Jonathan L. Howard’s Johannes Cabal the Necromancer is your standard comedy Faust story. The eponymous Cabal is, uh, a necromancer who’s sold his soul to Satan in exchange for arcane knowledge. But he’s discovered that his lack of a soul is skewing the results of his experiments; so, in the name of Science, he must get it back.
Satan agrees to give Cabal’s soul back if he can get a hundred people to sign over their souls within a year – aided only by a demonic carnival and some satanic funding.
And so the fun begins.
And it is fun. How could it not be, with lines like this?
Congas of hopeful applicants [to Hell] wound around the gatehouse like a line drawn by somebody to find out how much writing you could get out of a box of ballpoints.
What really works about the book, though, is that Howard manages the rare trick of balancing parodic humour with real emotional depth: the humour is character-based, not gag-based, and so it evokes empathy as well as laughter. It’s the same trick that Terry Pratchett pulls off in his Discworld novels (though, to be clear, I think those are denser and cleverer than Howard’s work); it’s a trick that I think comedic fantasy writers like Tom Holt and Robert Rankin miss.
So the novel’s underpinned by a kind of emotional ambiguity: we can’t quite pin down what Cabal is like as a person, whether we should root for him. On the one hand: he left his brother Horst to rot in a mausoleum for eight years; he sold his soul to the devil that one time; he’s very bloody nasty to the servants he conjures up to serve his carnival. On the other hand, there are some lovely episodes throughout the book that demonstrate his ability for empathy: a ghost in a railway station who doesn’t realise he’s dead yet; an impassioned speech about the unfairness of death. As well as providing something like a narrative arc to bring together what is a very episodic narrative (tonally as well as structurally), this ambiguity is an age-old feature of the Faust narrative, rendering its central character both hubristic and tragic in his hubris. It’s also not something comedy necessarily does very often, allowing its characters space to be more than one thing at once.

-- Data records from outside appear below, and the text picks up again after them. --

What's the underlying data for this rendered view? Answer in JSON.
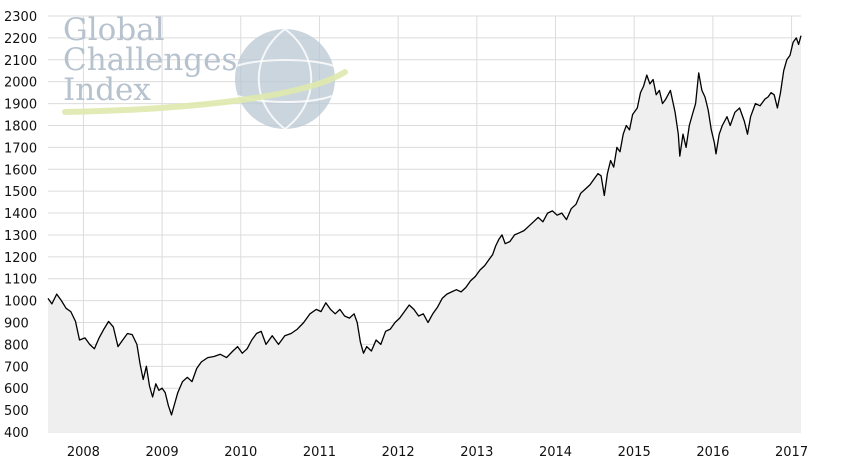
{
  "watermark": {
    "lines": [
      "Global",
      "Challenges",
      "Index"
    ],
    "text_color": "#b7c2cf",
    "globe_color": "#b9c7d3",
    "swoosh_color": "#dfe9ad"
  },
  "colors": {
    "line": "#000000",
    "area_fill": "#efefef",
    "grid": "#dcdcdc",
    "background": "#ffffff"
  },
  "chart_data": {
    "type": "area",
    "title": "",
    "xlabel": "",
    "ylabel": "",
    "grid": true,
    "legend": "none",
    "xlim": [
      2007.55,
      2017.12
    ],
    "ylim": [
      400,
      2300
    ],
    "y_ticks": [
      400,
      500,
      600,
      700,
      800,
      900,
      1000,
      1100,
      1200,
      1300,
      1400,
      1500,
      1600,
      1700,
      1800,
      1900,
      2000,
      2100,
      2200,
      2300
    ],
    "x_ticks": [
      {
        "label": "2008",
        "x": 2008
      },
      {
        "label": "2009",
        "x": 2009
      },
      {
        "label": "2010",
        "x": 2010
      },
      {
        "label": "2011",
        "x": 2011
      },
      {
        "label": "2012",
        "x": 2012
      },
      {
        "label": "2013",
        "x": 2013
      },
      {
        "label": "2014",
        "x": 2014
      },
      {
        "label": "2015",
        "x": 2015
      },
      {
        "label": "2016",
        "x": 2016
      },
      {
        "label": "2017",
        "x": 2017
      }
    ],
    "series": [
      {
        "points": [
          [
            2007.55,
            1010
          ],
          [
            2007.6,
            985
          ],
          [
            2007.66,
            1030
          ],
          [
            2007.72,
            1000
          ],
          [
            2007.78,
            965
          ],
          [
            2007.84,
            950
          ],
          [
            2007.9,
            905
          ],
          [
            2007.95,
            820
          ],
          [
            2008.02,
            830
          ],
          [
            2008.08,
            800
          ],
          [
            2008.14,
            780
          ],
          [
            2008.2,
            830
          ],
          [
            2008.26,
            870
          ],
          [
            2008.32,
            905
          ],
          [
            2008.38,
            880
          ],
          [
            2008.44,
            790
          ],
          [
            2008.5,
            820
          ],
          [
            2008.56,
            850
          ],
          [
            2008.62,
            845
          ],
          [
            2008.68,
            800
          ],
          [
            2008.72,
            710
          ],
          [
            2008.76,
            640
          ],
          [
            2008.8,
            700
          ],
          [
            2008.84,
            610
          ],
          [
            2008.88,
            560
          ],
          [
            2008.92,
            620
          ],
          [
            2008.96,
            590
          ],
          [
            2009.0,
            600
          ],
          [
            2009.04,
            580
          ],
          [
            2009.08,
            520
          ],
          [
            2009.12,
            478
          ],
          [
            2009.16,
            530
          ],
          [
            2009.2,
            580
          ],
          [
            2009.26,
            630
          ],
          [
            2009.32,
            650
          ],
          [
            2009.38,
            630
          ],
          [
            2009.44,
            690
          ],
          [
            2009.5,
            720
          ],
          [
            2009.58,
            740
          ],
          [
            2009.66,
            745
          ],
          [
            2009.74,
            755
          ],
          [
            2009.82,
            740
          ],
          [
            2009.9,
            770
          ],
          [
            2009.96,
            790
          ],
          [
            2010.02,
            760
          ],
          [
            2010.08,
            780
          ],
          [
            2010.14,
            820
          ],
          [
            2010.2,
            850
          ],
          [
            2010.26,
            860
          ],
          [
            2010.32,
            800
          ],
          [
            2010.4,
            840
          ],
          [
            2010.48,
            800
          ],
          [
            2010.56,
            840
          ],
          [
            2010.64,
            850
          ],
          [
            2010.72,
            870
          ],
          [
            2010.8,
            900
          ],
          [
            2010.88,
            940
          ],
          [
            2010.96,
            960
          ],
          [
            2011.02,
            950
          ],
          [
            2011.08,
            990
          ],
          [
            2011.14,
            960
          ],
          [
            2011.2,
            940
          ],
          [
            2011.26,
            960
          ],
          [
            2011.32,
            930
          ],
          [
            2011.38,
            920
          ],
          [
            2011.44,
            940
          ],
          [
            2011.48,
            900
          ],
          [
            2011.52,
            810
          ],
          [
            2011.56,
            760
          ],
          [
            2011.6,
            790
          ],
          [
            2011.66,
            770
          ],
          [
            2011.72,
            820
          ],
          [
            2011.78,
            800
          ],
          [
            2011.84,
            860
          ],
          [
            2011.9,
            870
          ],
          [
            2011.96,
            900
          ],
          [
            2012.02,
            920
          ],
          [
            2012.08,
            950
          ],
          [
            2012.14,
            980
          ],
          [
            2012.2,
            960
          ],
          [
            2012.26,
            930
          ],
          [
            2012.32,
            940
          ],
          [
            2012.38,
            900
          ],
          [
            2012.44,
            940
          ],
          [
            2012.5,
            970
          ],
          [
            2012.56,
            1010
          ],
          [
            2012.62,
            1030
          ],
          [
            2012.68,
            1040
          ],
          [
            2012.74,
            1050
          ],
          [
            2012.8,
            1040
          ],
          [
            2012.86,
            1060
          ],
          [
            2012.92,
            1090
          ],
          [
            2012.98,
            1110
          ],
          [
            2013.04,
            1140
          ],
          [
            2013.1,
            1160
          ],
          [
            2013.16,
            1190
          ],
          [
            2013.2,
            1210
          ],
          [
            2013.24,
            1250
          ],
          [
            2013.28,
            1280
          ],
          [
            2013.32,
            1300
          ],
          [
            2013.36,
            1260
          ],
          [
            2013.42,
            1270
          ],
          [
            2013.48,
            1300
          ],
          [
            2013.54,
            1310
          ],
          [
            2013.6,
            1320
          ],
          [
            2013.66,
            1340
          ],
          [
            2013.72,
            1360
          ],
          [
            2013.78,
            1380
          ],
          [
            2013.84,
            1360
          ],
          [
            2013.9,
            1400
          ],
          [
            2013.96,
            1410
          ],
          [
            2014.02,
            1390
          ],
          [
            2014.08,
            1400
          ],
          [
            2014.14,
            1370
          ],
          [
            2014.2,
            1420
          ],
          [
            2014.26,
            1440
          ],
          [
            2014.32,
            1490
          ],
          [
            2014.38,
            1510
          ],
          [
            2014.44,
            1530
          ],
          [
            2014.5,
            1560
          ],
          [
            2014.54,
            1580
          ],
          [
            2014.58,
            1570
          ],
          [
            2014.62,
            1480
          ],
          [
            2014.66,
            1580
          ],
          [
            2014.7,
            1640
          ],
          [
            2014.74,
            1610
          ],
          [
            2014.78,
            1700
          ],
          [
            2014.82,
            1680
          ],
          [
            2014.86,
            1760
          ],
          [
            2014.9,
            1800
          ],
          [
            2014.94,
            1780
          ],
          [
            2014.98,
            1850
          ],
          [
            2015.04,
            1880
          ],
          [
            2015.08,
            1950
          ],
          [
            2015.12,
            1980
          ],
          [
            2015.16,
            2030
          ],
          [
            2015.2,
            1990
          ],
          [
            2015.24,
            2010
          ],
          [
            2015.28,
            1940
          ],
          [
            2015.32,
            1960
          ],
          [
            2015.36,
            1900
          ],
          [
            2015.4,
            1920
          ],
          [
            2015.46,
            1960
          ],
          [
            2015.52,
            1860
          ],
          [
            2015.56,
            1760
          ],
          [
            2015.58,
            1660
          ],
          [
            2015.62,
            1760
          ],
          [
            2015.66,
            1700
          ],
          [
            2015.7,
            1800
          ],
          [
            2015.74,
            1850
          ],
          [
            2015.78,
            1900
          ],
          [
            2015.82,
            2040
          ],
          [
            2015.86,
            1960
          ],
          [
            2015.9,
            1930
          ],
          [
            2015.94,
            1870
          ],
          [
            2015.98,
            1780
          ],
          [
            2016.02,
            1720
          ],
          [
            2016.04,
            1670
          ],
          [
            2016.08,
            1760
          ],
          [
            2016.12,
            1800
          ],
          [
            2016.18,
            1840
          ],
          [
            2016.22,
            1800
          ],
          [
            2016.28,
            1860
          ],
          [
            2016.34,
            1880
          ],
          [
            2016.4,
            1820
          ],
          [
            2016.44,
            1760
          ],
          [
            2016.48,
            1840
          ],
          [
            2016.54,
            1900
          ],
          [
            2016.6,
            1890
          ],
          [
            2016.66,
            1920
          ],
          [
            2016.7,
            1930
          ],
          [
            2016.74,
            1950
          ],
          [
            2016.78,
            1940
          ],
          [
            2016.82,
            1880
          ],
          [
            2016.86,
            1950
          ],
          [
            2016.9,
            2050
          ],
          [
            2016.94,
            2100
          ],
          [
            2016.98,
            2120
          ],
          [
            2017.02,
            2180
          ],
          [
            2017.06,
            2200
          ],
          [
            2017.09,
            2170
          ],
          [
            2017.12,
            2210
          ]
        ]
      }
    ]
  }
}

There are things that annoyed me about Johannes Cabal the Necromancer: its slow start promises tedium the novel thankfully doesn’t actually deliver. And it renders the dialect of some of its minor characters phonetically, which is quite possibly the most annoying (not to say patronising) stylistic choice it is possible to make as a writer.
In other words: it’s not high literature. But it’s pretty good.